OK, I feel obligated to back up here and clarify that I do (did?) in fact have two half-sisters more than fifteen years my senior. But they both got pregnant (then married) in high school. I have no recollection of living with them. The rest of my family is either lost through attrition or conveniently and thoughtfully dead. None of us have the same last name. (My late mother churned through four.)
So I need to remind myself at times like this that my repugnance when confronted with that survey response isn’t the norm.
And yet: Do (normal) people really mean it when they valorize family? Or, as is so often the case in surveys, do they give what they think is the “right” answer?
Because I can’t help but notice how many folks arrange their lives so as to spend as little time with their own relatives as possible.
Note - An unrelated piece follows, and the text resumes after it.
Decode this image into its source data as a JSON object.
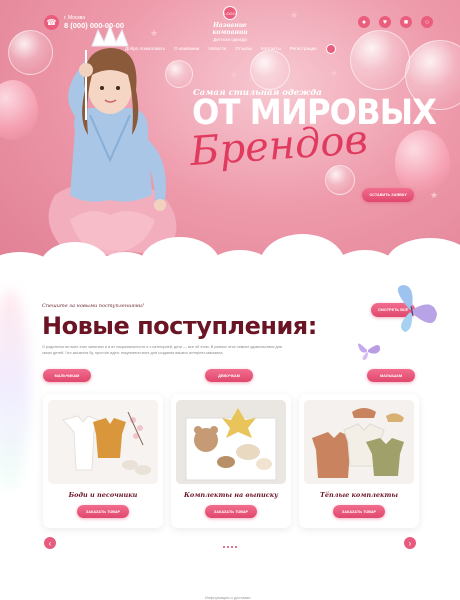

When forced to do so – on family vacations or holiday get togethers — all they seem to do is bitch, moan and roll their eyes, or else passive-aggressively stare at their gadgets, trying to virtually escape.
Few parents I observed growing up considered their children as anything more than annoying encumbrances.
How else to explain the evidently universal and lasting appeal of this perennial Staples “back to school” commercial, which has run in heavy rotation every August for close to 20 years?
If I hadn’t been an accident, I could easily be convinced that the only reason my parents had me was so that some day – back when it was still legal for kids to do such things — my stepfather could have someone to go to the store for cigarettes when he was too drunk to get off the couch.
But then I met Jews.
As the only gentiles on an overseas trip, my husband and I earned deeply confused and vaguely offended stares when we breezily suggested that our Jewish friends’ teenaged children must be thrilled that they had the house all to themselves for two weeks, free of old mom and dad.
(Whereas new non-Jews admitted to our circle are obliged to play an informal game of oneupmanship called, “That Time the Cops Came to the House When I Was a Kid.” The long-reigning winner is a former Montrealer whose downstairs tenant turned out to be one of the city’s ubiquitous bank robbers; it’s hard to top the SWAT team.) So I’m guessing there are lots of Jews on Barna’s call list.